Gun owners are often interested in recoil velocity, but they aren't the only ones. There are many other situations in which it's a useful quantity to know. For example, a basketball player taking a jump shot may want to know his or her backwards velocity after releasing the ball to avoid crashing into another player, and the captain of a frigate may want to know the effect the release of a lifeboat has on the ship's forward motion. In space, where frictional forces are absent, recoil velocity is a critical quantity. You apply the law of conservation of momentum to find recoil velocity. This law is derived from Newton's Laws of Motion.

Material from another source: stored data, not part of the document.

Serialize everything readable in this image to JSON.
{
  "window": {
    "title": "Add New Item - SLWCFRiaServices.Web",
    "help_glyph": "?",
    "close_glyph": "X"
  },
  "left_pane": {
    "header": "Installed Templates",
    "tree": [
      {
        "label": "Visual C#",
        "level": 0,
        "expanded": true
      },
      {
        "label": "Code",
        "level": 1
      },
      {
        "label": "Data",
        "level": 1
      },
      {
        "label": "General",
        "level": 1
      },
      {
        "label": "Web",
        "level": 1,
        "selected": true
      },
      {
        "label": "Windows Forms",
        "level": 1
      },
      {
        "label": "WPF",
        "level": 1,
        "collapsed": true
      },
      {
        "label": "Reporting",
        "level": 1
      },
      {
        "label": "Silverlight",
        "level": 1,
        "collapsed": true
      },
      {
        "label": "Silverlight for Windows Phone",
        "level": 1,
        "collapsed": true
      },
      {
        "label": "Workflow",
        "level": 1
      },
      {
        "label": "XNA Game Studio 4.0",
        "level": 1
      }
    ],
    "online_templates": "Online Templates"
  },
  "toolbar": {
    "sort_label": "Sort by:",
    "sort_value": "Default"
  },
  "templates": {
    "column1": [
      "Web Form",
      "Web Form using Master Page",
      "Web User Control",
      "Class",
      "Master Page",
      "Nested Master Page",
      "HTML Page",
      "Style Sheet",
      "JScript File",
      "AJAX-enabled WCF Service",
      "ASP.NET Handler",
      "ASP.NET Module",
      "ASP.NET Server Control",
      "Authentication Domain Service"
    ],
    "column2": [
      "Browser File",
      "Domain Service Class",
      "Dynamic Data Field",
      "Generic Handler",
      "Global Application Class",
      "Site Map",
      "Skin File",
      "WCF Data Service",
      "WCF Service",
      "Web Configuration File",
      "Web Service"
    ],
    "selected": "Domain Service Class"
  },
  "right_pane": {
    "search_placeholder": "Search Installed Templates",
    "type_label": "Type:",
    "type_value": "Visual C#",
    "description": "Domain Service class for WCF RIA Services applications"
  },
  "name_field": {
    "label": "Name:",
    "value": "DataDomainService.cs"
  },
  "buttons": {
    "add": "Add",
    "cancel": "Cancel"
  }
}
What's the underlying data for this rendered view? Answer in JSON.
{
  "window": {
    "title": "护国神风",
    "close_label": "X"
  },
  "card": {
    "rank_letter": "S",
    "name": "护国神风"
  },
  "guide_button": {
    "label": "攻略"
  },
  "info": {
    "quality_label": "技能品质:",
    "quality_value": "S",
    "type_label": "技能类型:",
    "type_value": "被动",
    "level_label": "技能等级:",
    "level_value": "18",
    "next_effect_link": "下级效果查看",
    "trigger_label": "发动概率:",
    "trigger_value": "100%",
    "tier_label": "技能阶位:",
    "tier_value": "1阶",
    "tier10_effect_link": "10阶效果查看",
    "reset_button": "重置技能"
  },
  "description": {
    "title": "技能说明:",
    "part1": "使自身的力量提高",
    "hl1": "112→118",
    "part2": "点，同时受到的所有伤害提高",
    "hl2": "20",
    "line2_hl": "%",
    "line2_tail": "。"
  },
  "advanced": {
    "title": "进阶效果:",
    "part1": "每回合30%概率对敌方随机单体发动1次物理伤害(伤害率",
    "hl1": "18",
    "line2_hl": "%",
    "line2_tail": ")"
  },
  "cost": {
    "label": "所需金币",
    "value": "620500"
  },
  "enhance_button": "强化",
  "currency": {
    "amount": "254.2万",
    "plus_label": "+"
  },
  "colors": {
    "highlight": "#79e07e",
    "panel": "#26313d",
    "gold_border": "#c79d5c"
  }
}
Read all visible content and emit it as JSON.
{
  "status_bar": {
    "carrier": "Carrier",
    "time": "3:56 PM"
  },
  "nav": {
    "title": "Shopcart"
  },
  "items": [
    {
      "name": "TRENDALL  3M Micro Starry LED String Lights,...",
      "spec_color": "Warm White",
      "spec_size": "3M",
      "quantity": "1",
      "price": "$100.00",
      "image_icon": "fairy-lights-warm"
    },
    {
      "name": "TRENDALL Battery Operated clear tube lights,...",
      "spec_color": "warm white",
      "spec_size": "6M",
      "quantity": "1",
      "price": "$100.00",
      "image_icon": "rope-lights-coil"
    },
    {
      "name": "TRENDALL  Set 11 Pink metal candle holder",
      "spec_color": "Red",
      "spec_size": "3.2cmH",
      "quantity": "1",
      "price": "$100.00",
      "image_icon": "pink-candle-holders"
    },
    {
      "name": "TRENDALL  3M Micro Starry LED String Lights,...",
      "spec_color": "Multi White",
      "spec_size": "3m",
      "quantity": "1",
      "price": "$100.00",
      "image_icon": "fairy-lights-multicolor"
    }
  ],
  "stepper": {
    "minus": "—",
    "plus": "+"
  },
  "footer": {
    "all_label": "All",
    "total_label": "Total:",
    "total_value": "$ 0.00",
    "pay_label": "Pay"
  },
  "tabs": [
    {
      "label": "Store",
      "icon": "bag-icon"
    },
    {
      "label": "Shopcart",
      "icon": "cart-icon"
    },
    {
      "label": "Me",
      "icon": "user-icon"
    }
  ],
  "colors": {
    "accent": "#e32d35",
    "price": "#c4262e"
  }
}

#### TL;DR (Too Long; Didn't Read)

The law of conservation of momentum, derived from Newton's Laws of Motion, provides a simple equation for calculating recoil speed. It's based on the mass and speed of the ejected body and the mass of the recoiling body.

## Law of Conservation of Momentum

Newton's Third Law states that every applied force has an equal and opposite reaction. An example commonly cited when explaining this law is that of a speeding car hitting a brick wall. The car exerts a force on the wall, and the wall exerts a reciprocal force on the car that crushes it. Mathematically, the incident force (F_{I}) equals the reciprocal force (F_{R}) and acts in the opposite direction: F_{I} = - F_{R}.

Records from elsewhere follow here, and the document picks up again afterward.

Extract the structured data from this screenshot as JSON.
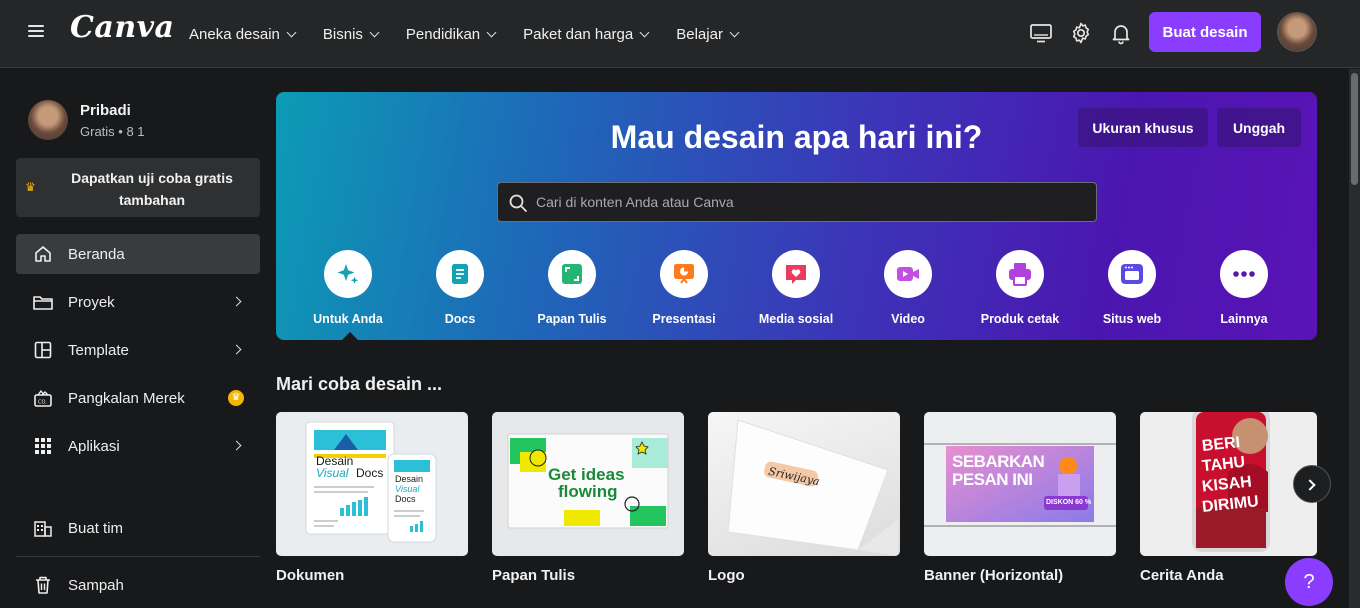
{
  "app": {
    "logo": "Canva"
  },
  "topnav": {
    "items": [
      {
        "label": "Aneka desain"
      },
      {
        "label": "Bisnis"
      },
      {
        "label": "Pendidikan"
      },
      {
        "label": "Paket dan harga"
      },
      {
        "label": "Belajar"
      }
    ],
    "create_button": "Buat desain",
    "icons": [
      "monitor-icon",
      "gear-icon",
      "bell-icon"
    ]
  },
  "sidebar": {
    "profile": {
      "name": "Pribadi",
      "sub": "Gratis • 8 1"
    },
    "trial": "Dapatkan uji coba gratis tambahan",
    "items": [
      {
        "label": "Beranda",
        "icon": "home-icon",
        "active": true
      },
      {
        "label": "Proyek",
        "icon": "folder-icon"
      },
      {
        "label": "Template",
        "icon": "template-icon"
      },
      {
        "label": "Pangkalan Merek",
        "icon": "brand-kit-icon"
      },
      {
        "label": "Aplikasi",
        "icon": "apps-icon"
      },
      {
        "label": "Buat tim",
        "icon": "team-icon"
      },
      {
        "label": "Sampah",
        "icon": "trash-icon"
      }
    ]
  },
  "hero": {
    "title": "Mau desain apa hari ini?",
    "custom_size": "Ukuran khusus",
    "upload": "Unggah",
    "search_placeholder": "Cari di konten Anda atau Canva",
    "categories": [
      {
        "label": "Untuk Anda",
        "icon": "sparkle-icon",
        "color": "#13a3b5"
      },
      {
        "label": "Docs",
        "icon": "doc-icon",
        "color": "#13a3b5"
      },
      {
        "label": "Papan Tulis",
        "icon": "whiteboard-icon",
        "color": "#22b573"
      },
      {
        "label": "Presentasi",
        "icon": "presentation-icon",
        "color": "#ff7a1a"
      },
      {
        "label": "Media sosial",
        "icon": "heart-icon",
        "color": "#ef3a5d"
      },
      {
        "label": "Video",
        "icon": "video-icon",
        "color": "#c24fe0"
      },
      {
        "label": "Produk cetak",
        "icon": "print-icon",
        "color": "#b140e0"
      },
      {
        "label": "Situs web",
        "icon": "website-icon",
        "color": "#5b4be6"
      },
      {
        "label": "Lainnya",
        "icon": "more-icon",
        "color": "#5a1aa8"
      }
    ]
  },
  "section": {
    "title": "Mari coba desain ...",
    "cards": [
      {
        "label": "Dokumen",
        "thumb_text_1": "Desain",
        "thumb_text_2": "Visual",
        "thumb_text_3": "Docs"
      },
      {
        "label": "Papan Tulis",
        "thumb_text_1": "Get ideas",
        "thumb_text_2": "flowing"
      },
      {
        "label": "Logo",
        "thumb_text_1": "Sriwijaya"
      },
      {
        "label": "Banner (Horizontal)",
        "thumb_text_1": "SEBARKAN",
        "thumb_text_2": "PESAN INI",
        "thumb_text_3": "DISKON 60 %"
      },
      {
        "label": "Cerita Anda",
        "thumb_text_1": "BERI",
        "thumb_text_2": "TAHU",
        "thumb_text_3": "KISAH",
        "thumb_text_4": "DIRIMU"
      }
    ]
  },
  "help": "?"
}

Newton's Second Law defines force as mass time acceleration. Acceleration is change in velocity (∆v ÷ ∆t), so force can be expressed F = m (∆v ÷ ∆t). This allows the Third Law to be rewritten as m_{I}(∆v_{I} ÷ ∆t_{I}) = -m_{R}(∆v_{R} ÷ ∆t_{R}). In any interaction, the time during which the incident force is applied is equal to the time during which the reciprocal force is applied, so t_{I} = t_{R} and the time can be factored out of the equation. This leaves:

## Sciencing Video Vault

**m _{I}∆v_{I }= -m_{R}∆v_{R}**

This is known as the law of conservation of momentum.

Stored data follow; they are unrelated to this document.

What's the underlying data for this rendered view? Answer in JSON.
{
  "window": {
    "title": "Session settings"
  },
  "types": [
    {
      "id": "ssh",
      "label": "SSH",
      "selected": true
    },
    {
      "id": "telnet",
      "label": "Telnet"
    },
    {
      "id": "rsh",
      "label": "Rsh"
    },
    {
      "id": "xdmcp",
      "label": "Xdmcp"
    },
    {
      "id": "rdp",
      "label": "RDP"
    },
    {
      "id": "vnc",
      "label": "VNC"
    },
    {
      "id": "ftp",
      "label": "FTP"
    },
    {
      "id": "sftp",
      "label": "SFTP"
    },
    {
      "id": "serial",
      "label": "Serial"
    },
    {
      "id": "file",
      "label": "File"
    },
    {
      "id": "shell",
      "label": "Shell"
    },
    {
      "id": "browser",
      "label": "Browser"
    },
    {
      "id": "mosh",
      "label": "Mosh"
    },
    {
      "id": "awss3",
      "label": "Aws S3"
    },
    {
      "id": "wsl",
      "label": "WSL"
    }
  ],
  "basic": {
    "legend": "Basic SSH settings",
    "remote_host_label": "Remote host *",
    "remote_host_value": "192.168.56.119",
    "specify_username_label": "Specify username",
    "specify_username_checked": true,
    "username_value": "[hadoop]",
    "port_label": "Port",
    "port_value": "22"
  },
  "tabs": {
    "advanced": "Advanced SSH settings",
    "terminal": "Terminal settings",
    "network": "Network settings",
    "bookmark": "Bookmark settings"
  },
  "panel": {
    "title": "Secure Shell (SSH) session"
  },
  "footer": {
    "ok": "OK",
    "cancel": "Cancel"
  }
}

## Calculating Recoil Velocity

In a typical recoil situation, the release of a body of smaller mass (body 1) has an impact on a larger body (body 2). If both bodies start from rest, the law of conservation of momentum states that m_{1}v_{1} = -m_{2}v_{2}. The recoil velocity is typically the velocity of body 2 after the release of body 1. This velocity is

**v _{2} = -(m_{1} ÷ m_{2}) v_{1}.**

## Example

**What is the recoil velocity of an 8-pound Winchester rifle after firing a 150-grain bullet with a speed of 2,820 feet/second?**

Before solving this problem, it's necessary to express all quantities in consistent units. One grain is equal to 64.8 mg, so the bullet has a mass (m_{B}) of 9,720 mg, or 9.72 grams. The rifle, on the other hand, has a mass (m_{R}) of 3,632 grams, since there are 454 grams in a pound. It's now easy to calculate the recoil speed of the rifle (v_{R})in feet/second:

**v _{R} = -(m_{B} ÷ m_{R}) v_{B} = -(9.72 g ÷ 3,632g) • 2,820 ft/s = -7.55 ft/s.**

The minus sign denotes the fact that recoil speed is in the opposite direction to the speed of the bullet.

**A 2,000-ton frigate releases a 2-ton lifeboat at a speed of 15 miles per hour. Assuming negligible friction, what is the recoil speed of the frigate?**

Weights are expressed in the same units, so there is no need for conversion. You can simply write the speed of the frigate as v_{F} = (2 ÷ 2000) • 15 mph = 0.015 mph. This speed is small, but it isn't negligible. It's over 1 foot per minute, which is significant if the frigate is near a dock.